As the holograms revolved before me, I could see a pair of ridges running down the sides of his head, forming a V at the back of his neck before disappearing into the collar of his vest.

And suddenly, I was very, very curious to see what else was under there.

Woah, Emily, I caught myself.

It’s just a quiz.

Fascinating, and to be honest, a little hot… but I didn’t understand the question at all.

How could this possibly indicate whether or not I’d be a good fit for the job?

It had to be like the random questionnaire I’d taken. It had a lot of silly questions like “if you were a tree, what kind would you be?”

Stuff that was clearly meant to determine my personality.

And she’d assured me no matter what I picked, I’d be happy with my choice.

Perhaps I had already gotten a job and choosing an alien would help decide what type of role I took on within the company?

If that was the case, I wanted to pick carefully.

Which alien best expressed my personality? Definitely not the scaly one, I never had been a big fan of marine animals. Plus I liked the thick, muscular builds of the other two. The four arms were a little off-putting and I did adore the color teal.

“This one,” I pointed at the teal and grey alien.

“Fantastic. Well, we’re about done here, please follow me.”

What did that mean, we were done here?

Had I gotten the job? I desperately wanted to ask but I didn’t want to seem overeager.

She took me into a back room and had me fill out some paperwork on her tablet.

My face flushed as I filled out my information. If I didn’t get the job, there would be no reason to have me fill this out.

When I’d finished, I handed it back to her and she took a sticky black square and placed it behind my ear.

“You are most definitely going to need that, aren’t you?” she smiled.

I am?

She slid a silver bracelet around my wrist and handed me a small suitcase.

“Go ahead and step on that red circular platform over there and you’re ready to go.”

Surely they wouldn’t be sending me off to work already? I hadn’t even learned what my job was!

My feet mechanically moved to the platform as I willed myself to finally ask the question I’d been dying to know: What kind of job was this?

I nearly got the courage to question the woman when, suddenly, a bright yellow light blinded me.

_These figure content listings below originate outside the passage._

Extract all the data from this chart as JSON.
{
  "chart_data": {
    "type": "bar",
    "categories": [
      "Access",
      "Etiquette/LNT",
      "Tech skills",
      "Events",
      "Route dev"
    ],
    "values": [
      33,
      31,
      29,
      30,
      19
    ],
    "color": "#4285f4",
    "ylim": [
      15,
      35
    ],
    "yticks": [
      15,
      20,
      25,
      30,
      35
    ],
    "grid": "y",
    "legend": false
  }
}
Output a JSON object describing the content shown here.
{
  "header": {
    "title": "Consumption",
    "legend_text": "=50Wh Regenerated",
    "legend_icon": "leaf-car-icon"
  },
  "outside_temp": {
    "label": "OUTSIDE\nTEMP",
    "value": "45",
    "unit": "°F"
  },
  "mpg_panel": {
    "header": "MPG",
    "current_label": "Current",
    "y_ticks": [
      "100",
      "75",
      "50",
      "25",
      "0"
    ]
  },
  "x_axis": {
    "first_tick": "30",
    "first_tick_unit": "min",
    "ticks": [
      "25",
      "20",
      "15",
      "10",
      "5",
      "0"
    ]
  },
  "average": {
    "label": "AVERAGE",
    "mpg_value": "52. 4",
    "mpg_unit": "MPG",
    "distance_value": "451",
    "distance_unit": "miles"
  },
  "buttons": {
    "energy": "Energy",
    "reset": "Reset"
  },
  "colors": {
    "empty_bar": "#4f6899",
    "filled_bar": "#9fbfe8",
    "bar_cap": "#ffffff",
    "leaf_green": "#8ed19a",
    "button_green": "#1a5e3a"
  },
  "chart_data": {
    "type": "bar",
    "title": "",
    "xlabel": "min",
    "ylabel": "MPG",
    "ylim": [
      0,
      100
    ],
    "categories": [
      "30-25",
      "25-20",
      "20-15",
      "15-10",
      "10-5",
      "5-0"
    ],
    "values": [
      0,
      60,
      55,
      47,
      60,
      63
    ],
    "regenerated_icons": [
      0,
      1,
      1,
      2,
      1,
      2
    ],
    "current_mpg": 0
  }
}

I closed my eyes instinctively and covered them with my hands, dropping the bag. The light quickly went away and I blinked slowly to adjust to seeing the room again.

Except when my vision came back to me, I was no longer in the office.

I was standing in a huge hall, that reminded me of something.


Old photos of Grand Central Station.

Except, instead of men and women in elegant, old fashioned clothing… I was surrounded by aliens.